The study, published today in Nature, explains how mice incorporate knowledge of safe locations to execute the most efficient route to shelter. The neuroscientists found that two areas of the mouse brain, the retrosplenial cortex (RSP) and superior colliculus (SC), form a circuit that encodes the direction to a shelter. When faced with a threat, the RSP-SC circuit enables mice to accurately orient to shelter and escape to safety.
“If a fire alarm sounded right now, you would instinctively know how to leave the room to get to safety. This is because your brain continuously keeps track of where the exit is at all times. This happens unconsciously, you don’t have to think about it. We wanted to understand how the brain uses such important spatial information to navigate to a goal location as quickly as possible,” said Professor Tiago Branco, Group Leader at the Sainsbury Wellcome Centre and corresponding author on the paper.
From previous studies, it was known that this process is memory-based. Some people that have lesions in the RSP are still able to remember familiar locations, but they are disoriented in space and lose the ability to connect an action to a spatial goal. For example, they might know where the door is but they don’t know what actions to take to get there.
To help understand how the brain uses spatial memories to guide actions, the Branco lab used miniature electrodes, called Neuropixels probes, to simultaneously record from two regions of the mouse brain — the RSP and SC — as they were presented with a threatening sound.
“We found that the RSP is computing shelter direction and then sending this information to the SC, which uses this direction to turn the mouse’s head. When we perturbed the connection between these two regions, preventing the RSP talking to the SC, the mouse ran in a random direction when scared. This tells us that the RSP-SC circuit is a critical pathway for knowing where the shelter is and orienting to it,” explained Professor Branco.
“At a cellular level, the connection between RSP and SC is wired up in an intelligent manner that allows it to exploit the local organisation of inhibitory and excitatory SC neurons to inject the shelter memory into the SC. The result is that cortical cells generate a localised bump of activity on the SC network that is much like the needle of a compass, continuously pointing to the shelter as the mouse explores the environment. Similar circuit motifs have been observed in various organisms, from flies to fishes, perhaps suggesting a conserved blueprint for mapping direction across the animal kingdom,” commented Dr Dario Campagner, Research Fellow at the Sainsbury Wellcome Centre and Gatsby Computational Neuroscience Unit and joint first author on the paper
To further test this finding, the neuroscientists included a second identical shelter but with a closed entrance. They found that the RSP represents both the closed and the open shelter, but the SC represents only the open one. One possible explanation is that the RSP represents lots of possible goals and the SC selects the one that is most important for the particular context, in this case the open shelter that confers safety.
“Our work shows how a rapid instinctive behaviour as anti-predatory escape can be endowed with flexibility. While the drive to escape is innate, the implementation of escape relies on a cortical spatial memory signal arriving in the SC to inform where the goal location lies. This signal maps the shelter location in egocentric space, a readily usable information format for the SC, allowing rapid implementation of orientation to shelter,” said Dr Ruben Vale, joint first author on the paper.
The next question for the researchers is to understand how the brain continuously updates important spatial information. The team hypothesise that this involves the combination of sensory and self-motion cues, such as vestibular information.
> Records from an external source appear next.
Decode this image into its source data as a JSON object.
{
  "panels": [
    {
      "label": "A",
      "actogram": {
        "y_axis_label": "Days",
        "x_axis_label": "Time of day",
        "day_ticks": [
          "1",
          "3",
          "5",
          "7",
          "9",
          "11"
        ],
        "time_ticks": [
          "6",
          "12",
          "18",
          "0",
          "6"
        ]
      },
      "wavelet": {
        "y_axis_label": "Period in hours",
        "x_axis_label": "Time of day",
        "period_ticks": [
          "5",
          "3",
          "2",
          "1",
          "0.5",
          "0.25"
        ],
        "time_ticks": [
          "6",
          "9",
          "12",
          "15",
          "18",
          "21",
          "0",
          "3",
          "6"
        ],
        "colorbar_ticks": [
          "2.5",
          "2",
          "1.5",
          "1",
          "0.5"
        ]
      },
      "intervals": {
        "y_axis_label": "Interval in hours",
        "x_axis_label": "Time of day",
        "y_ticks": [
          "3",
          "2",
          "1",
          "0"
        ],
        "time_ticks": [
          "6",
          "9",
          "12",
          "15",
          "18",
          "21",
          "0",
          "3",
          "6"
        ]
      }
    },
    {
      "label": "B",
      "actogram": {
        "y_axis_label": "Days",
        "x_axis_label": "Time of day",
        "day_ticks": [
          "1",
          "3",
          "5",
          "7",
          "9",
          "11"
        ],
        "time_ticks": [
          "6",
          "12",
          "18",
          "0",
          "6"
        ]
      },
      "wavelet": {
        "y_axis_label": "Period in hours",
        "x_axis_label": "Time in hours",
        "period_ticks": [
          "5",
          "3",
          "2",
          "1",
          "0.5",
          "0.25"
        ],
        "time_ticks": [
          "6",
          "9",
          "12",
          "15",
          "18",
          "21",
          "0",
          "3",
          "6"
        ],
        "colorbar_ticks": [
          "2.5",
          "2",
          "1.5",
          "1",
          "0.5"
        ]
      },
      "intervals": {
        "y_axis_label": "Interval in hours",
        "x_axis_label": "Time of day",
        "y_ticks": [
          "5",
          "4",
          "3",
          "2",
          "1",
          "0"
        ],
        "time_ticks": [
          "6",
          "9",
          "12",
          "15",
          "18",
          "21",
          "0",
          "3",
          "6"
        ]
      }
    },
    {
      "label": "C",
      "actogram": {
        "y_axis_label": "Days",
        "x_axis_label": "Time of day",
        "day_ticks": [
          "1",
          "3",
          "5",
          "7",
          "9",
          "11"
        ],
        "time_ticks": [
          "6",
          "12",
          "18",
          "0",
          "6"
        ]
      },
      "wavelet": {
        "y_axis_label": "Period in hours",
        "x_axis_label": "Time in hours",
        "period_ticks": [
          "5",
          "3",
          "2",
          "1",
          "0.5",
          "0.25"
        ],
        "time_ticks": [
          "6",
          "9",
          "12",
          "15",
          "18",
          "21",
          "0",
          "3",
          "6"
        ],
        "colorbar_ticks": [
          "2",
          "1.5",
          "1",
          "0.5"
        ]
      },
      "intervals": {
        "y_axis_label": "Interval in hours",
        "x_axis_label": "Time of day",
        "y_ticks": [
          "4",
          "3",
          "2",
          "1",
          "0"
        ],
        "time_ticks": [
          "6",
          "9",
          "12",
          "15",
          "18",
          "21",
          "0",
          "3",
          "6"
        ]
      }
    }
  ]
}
To explore this further, neuroscientists in the Branco and Margrie labs at SWC are doing comparative studies in other species including Fiddler crabs that exhibit the same escape behaviour as mice but have a simpler nervous system. This will allow the researchers to look for shared principles of how the different species solve this very important problem.
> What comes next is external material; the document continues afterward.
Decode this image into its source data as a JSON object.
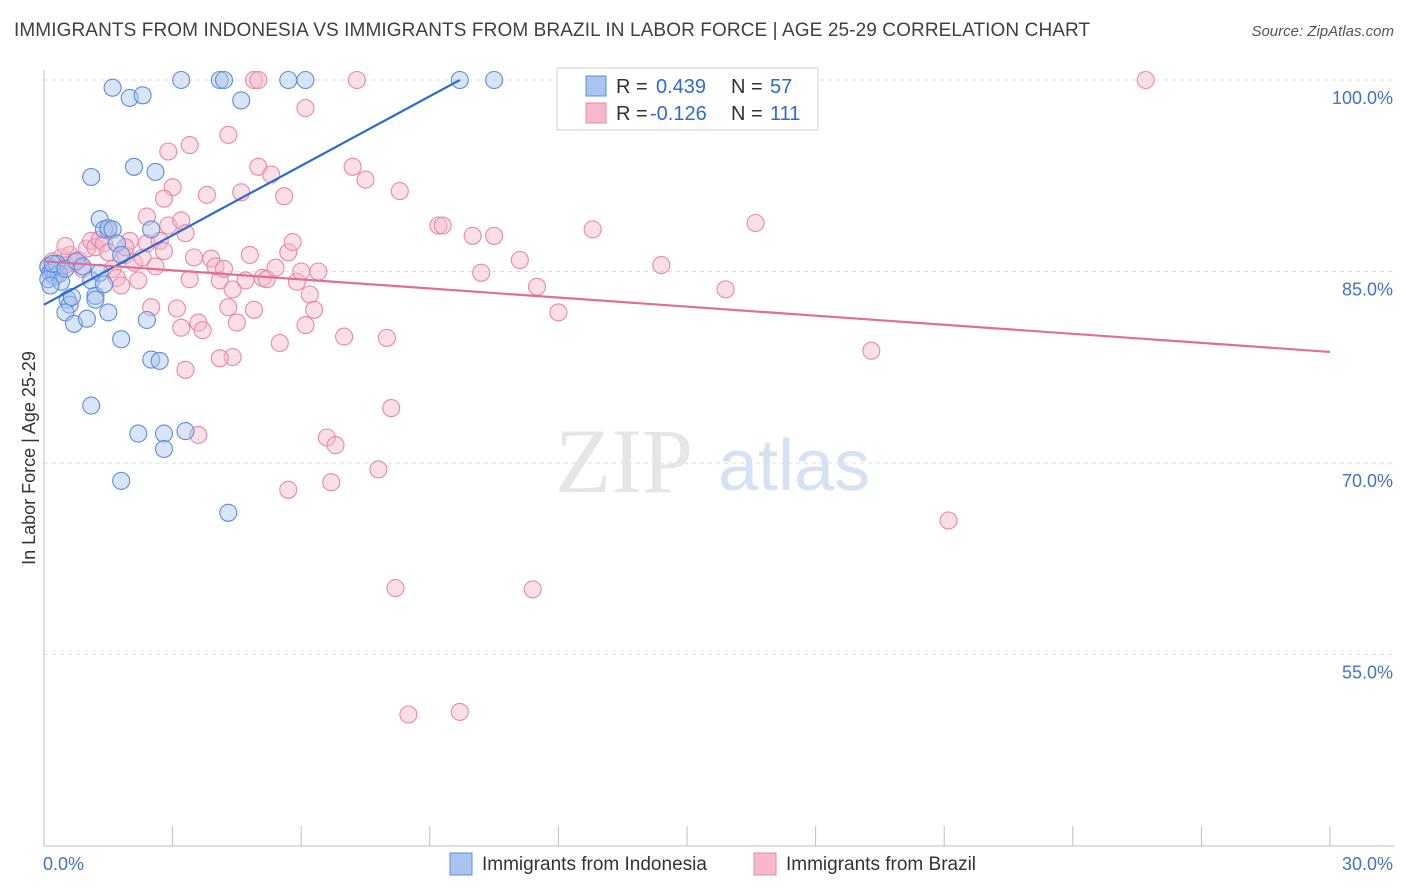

This research was funded by a Wellcome Senior Research Fellowship (214352/Z/18/Z) and by the Sainsbury Wellcome Centre Core Grant from the Gatsby Charitable Foundation and Wellcome (090843/F/09/Z), MRC PhD Studentship, Boehringer Ingelheim Fonds PhD fellowship, Gatsby Unit/SWC Joint Research Fellowship in Neuroscience, UCL Wellcome 4-year PhD Programme in Neuroscience, A*STAR National Science Scholarship and the SWC PhD Programme.